Debate Magazine

Obama's Promises Are Worthless

Posted on the 08 August 2013 by Mikelumish @IsraelThrives
Mike L.
In a piece written for Commentary Magazine entitled, The Peace Process’s Turkey Problem, Evelyn Gordon makes the case that because Obama has reneged on promise after promise to the Jewish people in the Middle East, he has thereby eroded what little faith they may have had in him, thereby undermining the possibilities for peace between Jew and Arab in that part of the world.
Clearly, this isn’t the first time Obama has broken a promise to Israel. He reneged on his predecessor’s oral agreement to let Israel continue building in the settlement blocs, outraging even leftists like Haaretz editor Aluf Benn by denying the agreement’s very existence; he reneged on his predecessor’s written promise that any Israeli-Palestinian deal must leave Israel with the settlement blocs and “defensible borders”–a promise Israel paid for by vacating every last inch of Gaza and evicting every last settler–instead publicly declaring that the border must be based on the indefensible 1967 lines; and he reneged on UN Resolution 242, which also promised Israel both defensible borders and the right to keep some of the territory captured in 1967, thereby abandoning the position of every U.S. government since 1967. All this taught Israelis that his successors might similarly scrap any promises he makes Israel today.
The heart of her article, however, is concerned with Netanyahu's regrettable and humiliating apology to Turkish Prime Minister Erdoğan, under pressure from Barack Obama, for the attack on the Israeli navy during the Mavi Marmara affair.
Gordon writes:
While visiting Israel in March, Obama personally twisted Prime Minister Benjamin Netanyahu’s arm to get him to apologize and pay compensation for Israel’s 2010 raid on a Turkish-sponsored flotilla to Gaza. Since the flotilla sought to break a blockade that even the UN recognizes as legal, and since the Turkish casualties occurred only because an “organized and violent” group of Turks attacked Israel’s boarding party with “iron bars, staves, chains, and slingshots” (to quote the UN’s report on the incident), wounding several soldiers and capturing and abusing three, most Israelis considered an apology unwarranted: The soldiers opened fire only in self-defense. Nevertheless, Netanyahu agreed, even making the telephoned apology in Obama’s presence.
In exchange, Turkey was supposed to return its ambassador to Israel, end its show-trials (in absentia) of senior Israeli officials, and otherwise restore normal relations.
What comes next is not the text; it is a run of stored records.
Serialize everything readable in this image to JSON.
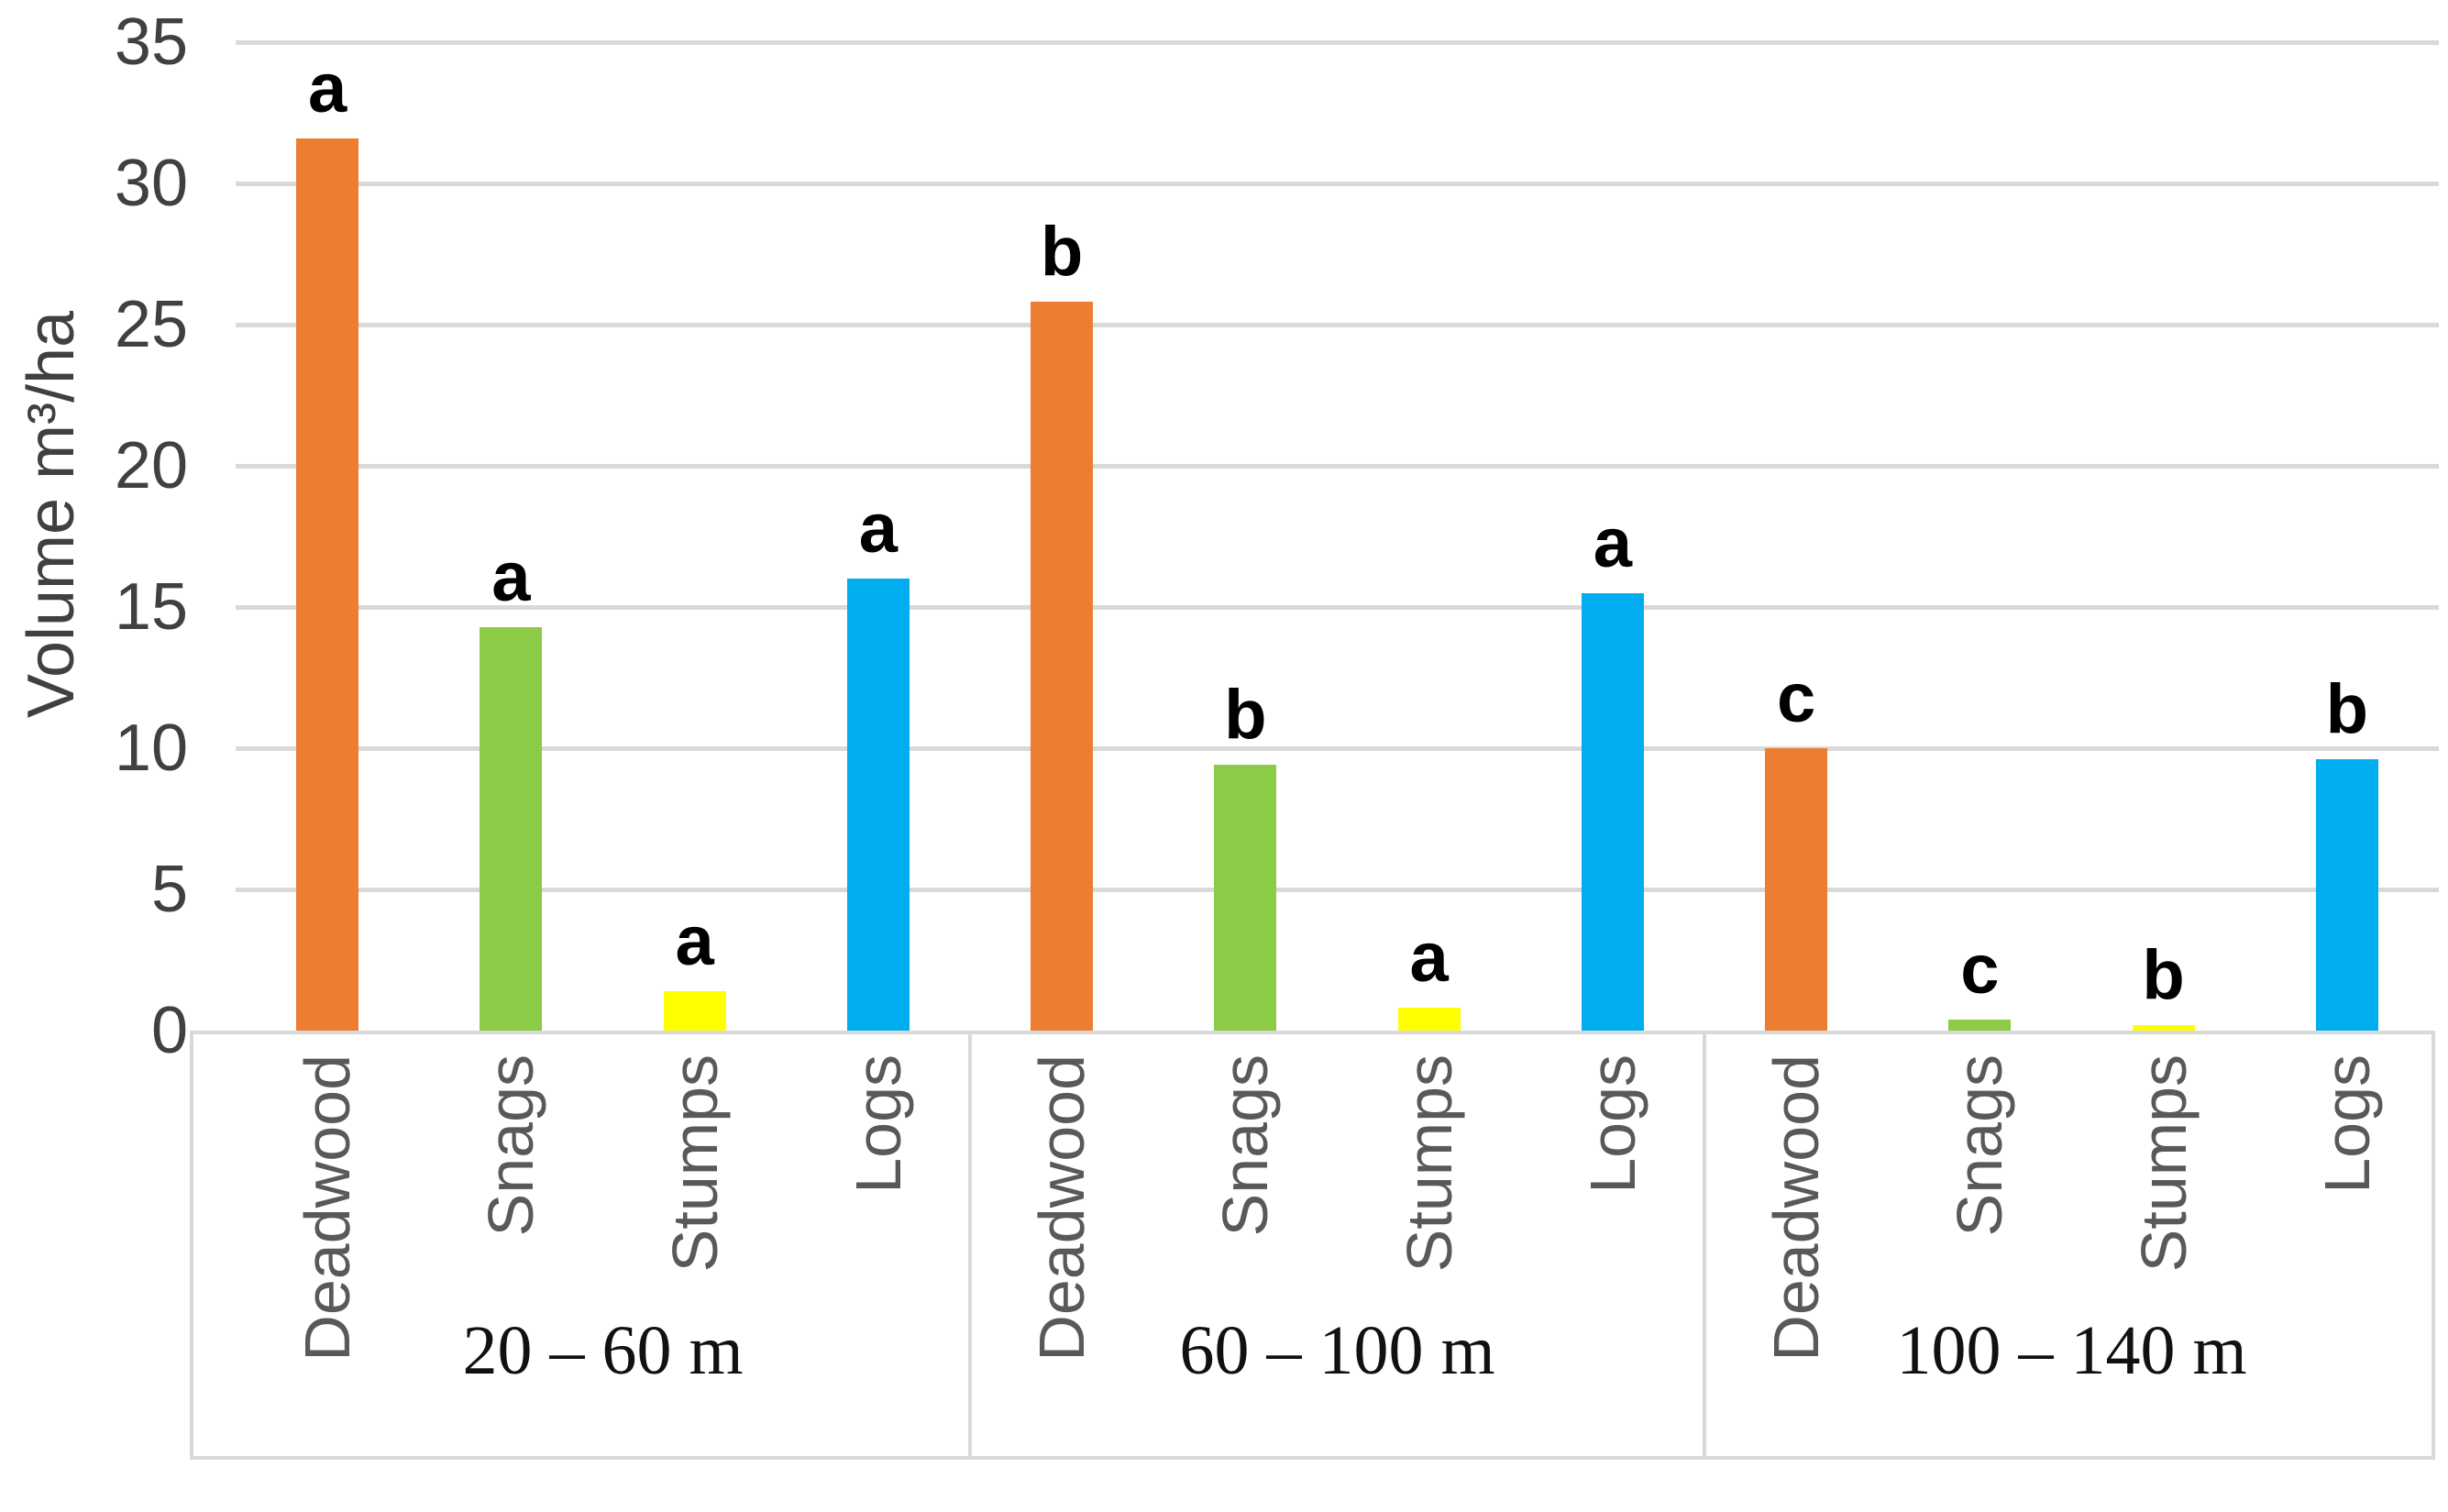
{
  "chart_data": {
    "type": "bar",
    "title": "",
    "ylabel": "Volume m³/ha",
    "xlabel": "",
    "ylim": [
      0,
      35
    ],
    "ytick_interval": 5,
    "ytick_labels": [
      "0",
      "5",
      "10",
      "15",
      "20",
      "25",
      "30",
      "35"
    ],
    "grid": true,
    "legend_position": "none",
    "bar_colors": {
      "Deadwood": "#ED7D31",
      "Snags": "#8CCB45",
      "Stumps": "#FFFF00",
      "Logs": "#00AEEF"
    },
    "accent_colors": {
      "gridline": "#D9D9D9",
      "tick_text": "#404040",
      "category_text": "#595959",
      "group_text": "#111111",
      "letter_text": "#000000"
    },
    "groups": [
      {
        "label": "20 – 60 m",
        "bars": [
          {
            "category": "Deadwood",
            "value": 31.6,
            "sig_letter": "a"
          },
          {
            "category": "Snags",
            "value": 14.3,
            "sig_letter": "a"
          },
          {
            "category": "Stumps",
            "value": 1.4,
            "sig_letter": "a"
          },
          {
            "category": "Logs",
            "value": 16.0,
            "sig_letter": "a"
          }
        ]
      },
      {
        "label": "60 – 100 m",
        "bars": [
          {
            "category": "Deadwood",
            "value": 25.8,
            "sig_letter": "b"
          },
          {
            "category": "Snags",
            "value": 9.4,
            "sig_letter": "b"
          },
          {
            "category": "Stumps",
            "value": 0.8,
            "sig_letter": "a"
          },
          {
            "category": "Logs",
            "value": 15.5,
            "sig_letter": "a"
          }
        ]
      },
      {
        "label": "100 – 140 m",
        "bars": [
          {
            "category": "Deadwood",
            "value": 10.0,
            "sig_letter": "c"
          },
          {
            "category": "Snags",
            "value": 0.4,
            "sig_letter": "c"
          },
          {
            "category": "Stumps",
            "value": 0.2,
            "sig_letter": "b"
          },
          {
            "category": "Logs",
            "value": 9.6,
            "sig_letter": "b"
          }
        ]
      }
    ]
  }
}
Five months later, not only has none of this happened, but Turkish Deputy Prime Minister Bulent Arinc made clear last month that it never will, because Turkey has appended two new conditions that weren’t part of the deal: Israel must agree that it committed a “wrongful act” (in the original apology, whose wording was carefully negotiated, Israel acknowledged operational errors but not legal wrongdoing), and it must end the Gaza blockade.
The Israelis know that hostile American president Barack Obama is simply not to be trusted with anything having to do with the Arab-Israel conflict, or the well-being of the Jewish State of Israel, and the fact that Obama refuses to stand by a deal that he brokered proves it.
Obama fell on his face early in his first term through his racist and counterproductive demand for "total settlement freeze" and has never had the grace to admit that, or any other, mistake on this issue.  On the contrary, despite the fact that Israel has made numerous concessions to the local Arabs, and despite the fact that it was the Arabs, themselves, who have consistently refused to accept a state in peace next to Israel, Obama told Jewish leadership that their fellow Jews in Israel needed to search their souls, or words to that effect, in order to see if they really wanted peace.
In this way he, essentially, blamed the Jews of the Middle East for the foreseeable negative consequences of his own misguided foreign policy.
And this is why, at least in part, the "peace process" today is as moribund as it is, despite the recent announcement of a resumption of talks.  Neither side trusts in the good faith of the Obama administration and thus neither side is particularly eager for the Obama administration to broker a deal between the parties.
Perhaps Barack Obama needs to search his own soul before he - in an exceedingly arrogant and imperious manner - advises the Jewish people to do so.